This is part of the ongoing series, Make Summer Camp, which is designed to help me boost my skills as a Maker, and have a broader range of insight and depth of mindset around Making. In that context, origami might not make much sense. Isn’t Making more about drills and 2x4s, more about welding and chicken wire. But as I said recently on Twitter, origami is one of those ways we teach the critical skills of 2D to 3D — how to take a flat object like a sheet of paper, and produce a three-dimensional object like a dog face or a cat or a horse or a crane. It’s easier to do this with paper than plywood, and somewhat less expensive. And it’s one of those skills at which I need practice. So here goes.
I am not happy either with the triangular box, or its lid, but it’s still easier than the hexagon box with the star-shaped lid. Both the lid and the box are made of three sheets of origami paper apiece; both require a bit of geometrical chicanery that displeases me, e.g., “slightly fold the paper in half, but only crease it on one edge to about 2cm.” First, I have no reference sense of how much two centimeters is. I sort of know that it’s sort of close to an inch. But I don’t know. And, it’s a measurement dependent upon starting with a specifically-sized piece of paper, rather than ANY sized piece of paper that happens to be square. So my sensibilities around this measure are offended. But second, it’s not actually geometry. A geometry proof has procedures, and procedures can be learned — you can make your hands do them with ruler and straightedge, or you can make your hands or mind do them with origami paper and a bone folder… but you can do them. This process for this box requires something other than a learned process that is repeatable; it requires knowing more than the usual order. So I dislike it a bit.
The Seashell envelope is more fun — but again, it’s based on a specific size/shape of paper, namely the A4 European standard. I learned it from pinterest via this post on a Korean website, and I like it a lot. There’s an envelope neatly stuffed into this, and a discreet bit of wax could make it into a sealed envelope with this elaborate shell-fold on the outside. I like it a lot, I just wish it wasn’t dependent upon a specific size of paper. I have to figure out some adjustments to the pattern for US Letter paper. If I do that, it demonstrates the kind of learning that I’m hoping to get from this exercise — namely, learning to produce 3D objects from 2D materials.
Even so, it’s an elegant design, and I’m looking forward to thinking of a use for it — like an invitation to a fancy party, for example.
The owl is going to take a bit of time. I think I should have used a piece of paper with a bit of a higher contrast than red to pink or pink to red. Brown and yellow would have wound up looking more owlish. And it doesn’t stand up on its own, which wasn’t clear from the pictures. OR maybe I made it wrong. Three times. It took me three ruined pieces of paper before I got this not-quite-right model down. I learned the owl fold from this site (which appears to be in Denmark but is also in Spanish… Spanish?) I’m pleased enough with the big box that folds into an 4-pointed star, but I also felt like I wanted to learn some other box and container folds for the purpose of creating talismans and mojo boxes, as well as teaching kids about the importance of packaging in design work. This kind of thing matters, and caring about what the box looks like is critical. So I also taught myself this fold for a box which has a fold-in-on-itself lid, and which I’ve seen in photographs as made out of cardstock and other beautiful papers. It appears to hold up quite well!
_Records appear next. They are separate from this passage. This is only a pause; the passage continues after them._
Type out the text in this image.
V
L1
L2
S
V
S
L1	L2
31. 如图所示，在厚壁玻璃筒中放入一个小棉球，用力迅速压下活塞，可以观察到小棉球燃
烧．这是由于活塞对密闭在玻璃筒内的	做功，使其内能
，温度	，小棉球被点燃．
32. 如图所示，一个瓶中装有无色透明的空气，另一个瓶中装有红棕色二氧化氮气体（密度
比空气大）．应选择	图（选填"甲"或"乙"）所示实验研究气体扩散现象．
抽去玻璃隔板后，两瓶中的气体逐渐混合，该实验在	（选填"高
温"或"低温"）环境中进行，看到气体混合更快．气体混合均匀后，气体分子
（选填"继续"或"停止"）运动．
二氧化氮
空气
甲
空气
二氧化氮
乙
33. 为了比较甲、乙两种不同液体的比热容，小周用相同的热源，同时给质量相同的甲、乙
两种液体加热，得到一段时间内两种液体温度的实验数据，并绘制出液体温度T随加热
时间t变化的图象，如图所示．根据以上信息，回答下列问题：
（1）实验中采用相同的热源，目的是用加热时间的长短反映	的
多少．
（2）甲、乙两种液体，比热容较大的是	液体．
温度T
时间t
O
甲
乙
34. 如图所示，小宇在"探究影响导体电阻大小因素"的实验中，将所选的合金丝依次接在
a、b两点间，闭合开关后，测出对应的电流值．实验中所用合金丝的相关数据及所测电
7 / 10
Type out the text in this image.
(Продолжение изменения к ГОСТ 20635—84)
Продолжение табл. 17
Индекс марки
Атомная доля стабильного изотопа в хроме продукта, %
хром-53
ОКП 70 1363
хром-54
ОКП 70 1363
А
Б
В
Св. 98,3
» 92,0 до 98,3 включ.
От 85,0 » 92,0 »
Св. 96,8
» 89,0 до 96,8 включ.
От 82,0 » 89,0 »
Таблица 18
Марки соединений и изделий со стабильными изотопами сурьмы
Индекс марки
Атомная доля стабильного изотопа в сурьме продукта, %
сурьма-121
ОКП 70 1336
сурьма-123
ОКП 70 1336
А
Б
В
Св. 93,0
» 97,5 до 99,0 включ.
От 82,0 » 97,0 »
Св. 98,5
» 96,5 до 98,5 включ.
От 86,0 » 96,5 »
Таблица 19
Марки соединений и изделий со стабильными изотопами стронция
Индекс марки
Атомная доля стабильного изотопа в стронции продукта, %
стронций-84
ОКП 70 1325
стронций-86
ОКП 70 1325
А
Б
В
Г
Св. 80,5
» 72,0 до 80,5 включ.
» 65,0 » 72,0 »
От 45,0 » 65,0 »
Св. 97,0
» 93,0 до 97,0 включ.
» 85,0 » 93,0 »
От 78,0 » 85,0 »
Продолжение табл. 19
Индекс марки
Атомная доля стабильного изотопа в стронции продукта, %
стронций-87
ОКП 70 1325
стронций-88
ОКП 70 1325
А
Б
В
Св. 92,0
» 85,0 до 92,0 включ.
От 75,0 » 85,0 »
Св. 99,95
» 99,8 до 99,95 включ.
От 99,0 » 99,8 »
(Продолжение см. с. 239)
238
This third box, as you can see, has an internal compartment which is somewhat smaller than the frame of the lid. With this poor-quality copier paper, it’s a little flimsy, but I’ve since made one out of heavier cardstock, and it’s pretty sturdy. I must have folded this one a dozen times while visiting family in Maine last week, because it was so satisfying to fold.
Even though I’ve folded it a dozen times, though, I don’t think I’ve actually learned this fold. It’s a fairly complicated procedure, unfortunately, and doesn’t share much in common with the masu or measuring box.
I’m about to try folding a second origami butterfly box, which appears to be useful for containing secret messages. But I don’t like the video format of learning nearly as much as following printed directions with drawn diagrams or folding photographs. It’s much more effort to watch the video, pause, do the step, and then unpause the video.
Funny how the act of learning things from multiple sources shows us what our strengths and weaknesses are as learners.